To question it would be one thing but to make a statement that it is "notoriously phony" is another. Just because some people on another forum said it was fake doesn't make it the truth. I'm sure all those photoshop professionals did absolutely no research into where the original post came from. If they had they would have had the other photos to go along with it. Yes there is plenty of reason to doubt alot of pics that get posted on forum boards. We have all seen the pics of fish that supposedly weigh twice as much as they originally did. That kinds of ruins it for the honest folks out there.


----------



## JimmyMac (Feb 18, 2011)

jason454ci said:


> To question it would be one thing but to make a statement that it is "notoriously phony" is another. Just because some people on another forum said it was fake doesn't make it the truth. I'm sure all those photoshop professionals did absolutely no research into where the original post came from. If they had they would have had the other photos to go along with it. Yes there is plenty of reason to doubt alot of pics that get posted on forum boards. We have all seen the pics of fish that supposedly weigh twice as much as they originally did. That kinds of ruins it for the honest folks out there.


Well I had seen the picture before, when I did it was considered phony by a number of people. I just assumed most cat guys had already seen it and labeled it phony. Little did I know the guy was a member of another site and there were multiple better photos of it, guess its not always safe to assume things.


----------



## JimmyMac (Feb 18, 2011)

TClark said:


> Can't even remember where I saw this, but thought ya-all might be WOW'd like I was.
> Sorry to have posted it.


It comes up in google images when searching "record blue cat". That is most likely where most people have seen it. 

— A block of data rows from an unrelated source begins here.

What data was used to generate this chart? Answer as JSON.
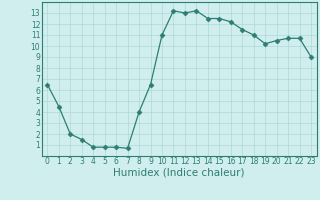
{
  "x": [
    0,
    1,
    2,
    3,
    4,
    5,
    6,
    7,
    8,
    9,
    10,
    11,
    12,
    13,
    14,
    15,
    16,
    17,
    18,
    19,
    20,
    21,
    22,
    23
  ],
  "y": [
    6.5,
    4.5,
    2.0,
    1.5,
    0.8,
    0.8,
    0.8,
    0.7,
    4.0,
    6.5,
    11.0,
    13.2,
    13.0,
    13.2,
    12.5,
    12.5,
    12.2,
    11.5,
    11.0,
    10.2,
    10.5,
    10.7,
    10.7,
    9.0
  ],
  "color": "#2e7d74",
  "bg_color": "#d0eeee",
  "grid_color": "#b0d8d8",
  "xlabel": "Humidex (Indice chaleur)",
  "xlim": [
    -0.5,
    23.5
  ],
  "ylim": [
    0,
    14
  ],
  "yticks": [
    1,
    2,
    3,
    4,
    5,
    6,
    7,
    8,
    9,
    10,
    11,
    12,
    13
  ],
  "xticks": [
    0,
    1,
    2,
    3,
    4,
    5,
    6,
    7,
    8,
    9,
    10,
    11,
    12,
    13,
    14,
    15,
    16,
    17,
    18,
    19,
    20,
    21,
    22,
    23
  ],
  "tick_label_fontsize": 5.5,
  "xlabel_fontsize": 7.5,
  "marker_size": 2.5,
  "linewidth": 0.9
}
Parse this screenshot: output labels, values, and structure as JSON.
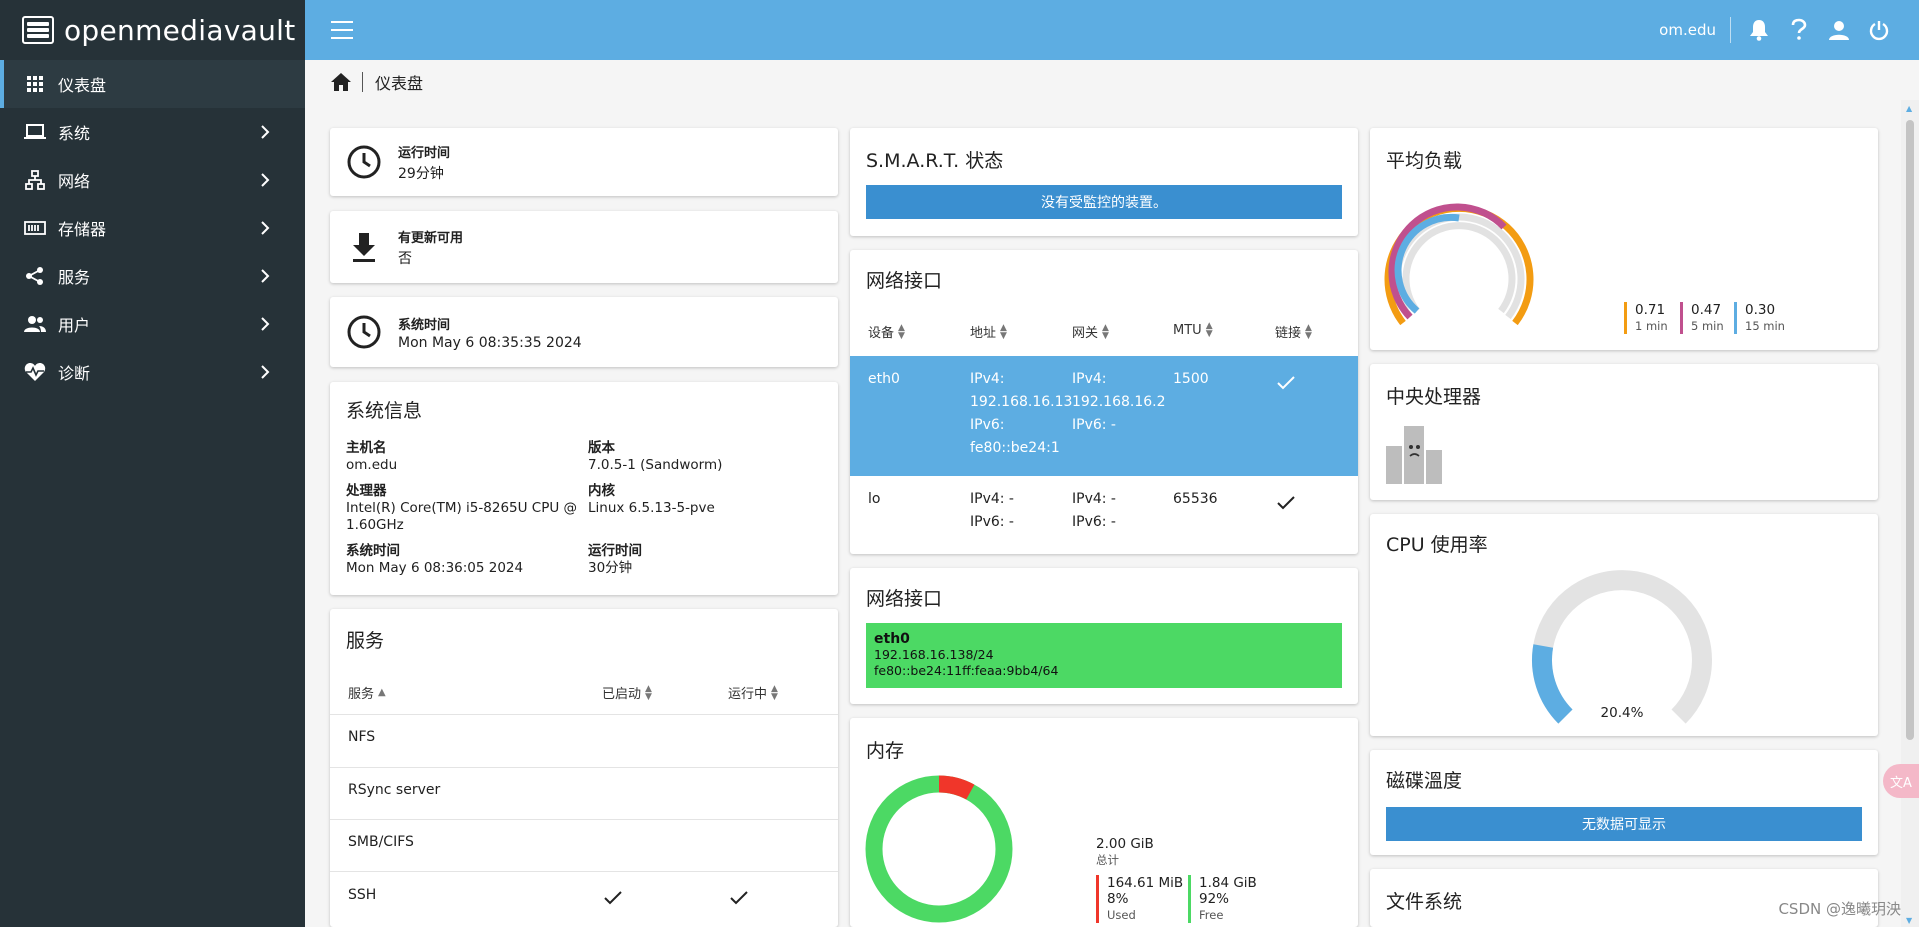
{
  "app": {
    "name": "openmediavault",
    "host": "om.edu"
  },
  "sidebar": {
    "items": [
      {
        "label": "仪表盘",
        "icon": "dashboard-grid-icon",
        "active": true
      },
      {
        "label": "系统",
        "icon": "laptop-icon"
      },
      {
        "label": "网络",
        "icon": "network-icon"
      },
      {
        "label": "存储器",
        "icon": "storage-icon"
      },
      {
        "label": "服务",
        "icon": "share-icon"
      },
      {
        "label": "用户",
        "icon": "users-icon"
      },
      {
        "label": "诊断",
        "icon": "heart-pulse-icon"
      }
    ]
  },
  "breadcrumb": {
    "current": "仪表盘"
  },
  "uptime_card": {
    "label": "运行时间",
    "value": "29分钟"
  },
  "update_card": {
    "label": "有更新可用",
    "value": "否"
  },
  "systime_card": {
    "label": "系统时间",
    "value": "Mon May 6 08:35:35 2024"
  },
  "sysinfo": {
    "title": "系统信息",
    "hostname_label": "主机名",
    "hostname": "om.edu",
    "version_label": "版本",
    "version": "7.0.5-1 (Sandworm)",
    "cpu_label": "处理器",
    "cpu_line1": "Intel(R) Core(TM) i5-8265U CPU @",
    "cpu_line2": "1.60GHz",
    "kernel_label": "内核",
    "kernel": "Linux 6.5.13-5-pve",
    "time_label": "系统时间",
    "time": "Mon May 6 08:36:05 2024",
    "uptime_label": "运行时间",
    "uptime": "30分钟"
  },
  "services": {
    "title": "服务",
    "columns": [
      "服务",
      "已启动",
      "运行中"
    ],
    "rows": [
      {
        "name": "NFS",
        "enabled": false,
        "running": false
      },
      {
        "name": "RSync server",
        "enabled": false,
        "running": false
      },
      {
        "name": "SMB/CIFS",
        "enabled": false,
        "running": false
      },
      {
        "name": "SSH",
        "enabled": true,
        "running": true
      }
    ]
  },
  "smart": {
    "title": "S.M.A.R.T. 状态",
    "message": "没有受監控的装置。"
  },
  "network_table": {
    "title": "网络接口",
    "columns": [
      "设备",
      "地址",
      "网关",
      "MTU",
      "链接"
    ],
    "rows": [
      {
        "device": "eth0",
        "addr1": "IPv4:",
        "addr2": "192.168.16.13",
        "addr3": "IPv6:",
        "addr4": "fe80::be24:1",
        "gw1": "IPv4:",
        "gw2": "192.168.16.2",
        "gw3": "IPv6: -",
        "mtu": "1500",
        "link": true
      },
      {
        "device": "lo",
        "addr1": "IPv4: -",
        "addr2": "IPv6: -",
        "gw1": "IPv4: -",
        "gw2": "IPv6: -",
        "mtu": "65536",
        "link": true
      }
    ]
  },
  "network_tile": {
    "title": "网络接口",
    "name": "eth0",
    "ipv4": "192.168.16.138/24",
    "ipv6": "fe80::be24:11ff:feaa:9bb4/64"
  },
  "memory": {
    "title": "内存",
    "total_value": "2.00 GiB",
    "total_label": "总计",
    "used_value": "164.61 MiB",
    "used_pct": "8%",
    "used_label": "Used",
    "free_value": "1.84 GiB",
    "free_pct": "92%",
    "free_label": "Free",
    "used_fraction": 0.08,
    "colors": {
      "used": "#f0362a",
      "free": "#4cd964"
    }
  },
  "load": {
    "title": "平均负载",
    "items": [
      {
        "value": "0.71",
        "label": "1 min",
        "color": "#f39c12"
      },
      {
        "value": "0.47",
        "label": "5 min",
        "color": "#c0508e"
      },
      {
        "value": "0.30",
        "label": "15 min",
        "color": "#5dade2"
      }
    ]
  },
  "cpu_card": {
    "title": "中央处理器"
  },
  "cpu_usage": {
    "title": "CPU 使用率",
    "value_text": "20.4%",
    "fraction": 0.204,
    "color": "#5dade2"
  },
  "disk_temp": {
    "title": "磁碟溫度",
    "message": "无数据可显示"
  },
  "filesystem": {
    "title": "文件系统"
  },
  "watermark": "CSDN @逸曦玥泱",
  "translate_fab": "文A"
}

No reason to be sorry, especially with the additional pictures posted by Joey. I'm glad this thread was started as I found an old pic I thought was fake, to actually be legit, lol.


----------



## catfishhunterjames (Mar 29, 2010)

Thank for the more picture I believe it real now you can see the wave that the fish makes. I never had a fish that was completely still like the first pictures.


----------



## monsterKAT11 (Jun 20, 2004)

TClark said:


> Can't even remember where I saw this, but thought ya-all might be WOW'd like I was.
> Sorry to have posted it.


No need to apologize, every time someone reposts, someone new gets to see it!


----------